Shielding the horse and buggiesPresident Moon Jae-in said on Tuesday that his administration will ease regulations on internet banks by allowing industrial companies to take stakes in them. He mentioned the red flag traffic law in 19th century Britain, which required self-propelled vehicles to be led by a pedestrian waving a red flag to warn bystanders of the vehicle’s approach. The law was aimed at keeping automobiles from running faster than wagons or carriages. The regulation ended up making the UK lag behind Germany in the automobile industry. The reference was a clear example of how regulations in the past blocked the development of new industries.
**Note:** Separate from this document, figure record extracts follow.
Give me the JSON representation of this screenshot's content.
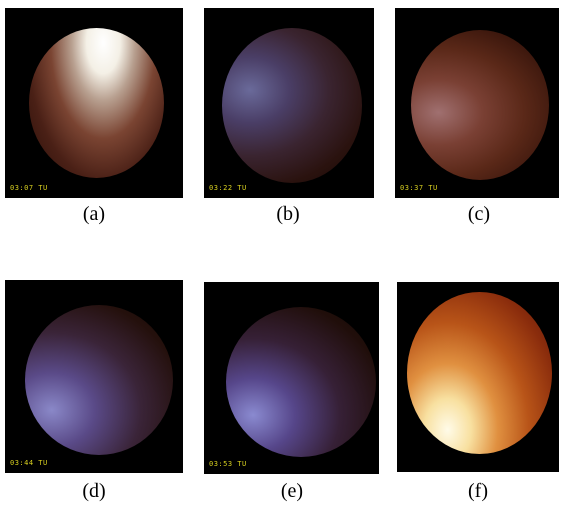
{
  "panels": [
    {
      "label": "(a)",
      "timestamp": "03:07 TU"
    },
    {
      "label": "(b)",
      "timestamp": "03:22 TU"
    },
    {
      "label": "(c)",
      "timestamp": "03:37 TU"
    },
    {
      "label": "(d)",
      "timestamp": "03:44 TU"
    },
    {
      "label": "(e)",
      "timestamp": "03:53 TU"
    },
    {
      "label": "(f)"
    }
  ]
}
Moon’s comments were encouraging. In the European Union, Japan and China, innovative enterprises are fiercely competing to dominate the fintech market. However, our civic groups and liberal politicians continue to worry about the deregulation of internet banks. They think deregulation will break a campaign promise by Moon and transform those banks into industrial companies’ puppets.
That is short-sighted and paranoid. Internet banks are small-scale banks dealing with ordinary citizens, not large companies. Therefore, there is no chance that those banks will have to bear massive debts from the corporate sector. Complementary measures can also reduce the possibility that those banks turn into big shareholders’ private piggy banks.
The decades-old regulation that bans industrial companies from banking is a prime symbol of suffocating government regulations. If we cannot remove such restrictive red tape, the government’s vow to deregulate is an empty slogan. Civic groups keep saying that if regulations are removed, it will only benefit large companies rather than ordinary citizens.
Regulations are preventing the development of telemedicine, car-sharing services and even keeping convenience stores from offering simple drugs. Those were vehemently opposed by the Democratic Party when it was an opposition party. As the ruling party, however, it must look to the future rather than try to satisfy its base. That is the key to improving our society.
If the Moon administration wants to succeed, it must learn from the past. The Korea Chamber of Commerce and Industry singled out civil servants’ passive attitudes, the establishment’s resistance, lawmakers trying to meet demands of interest groups, and the people’s anti-corporate sentiment as the biggest obstacle to deregulation. But a more important thing is to devise feasible plans for the future.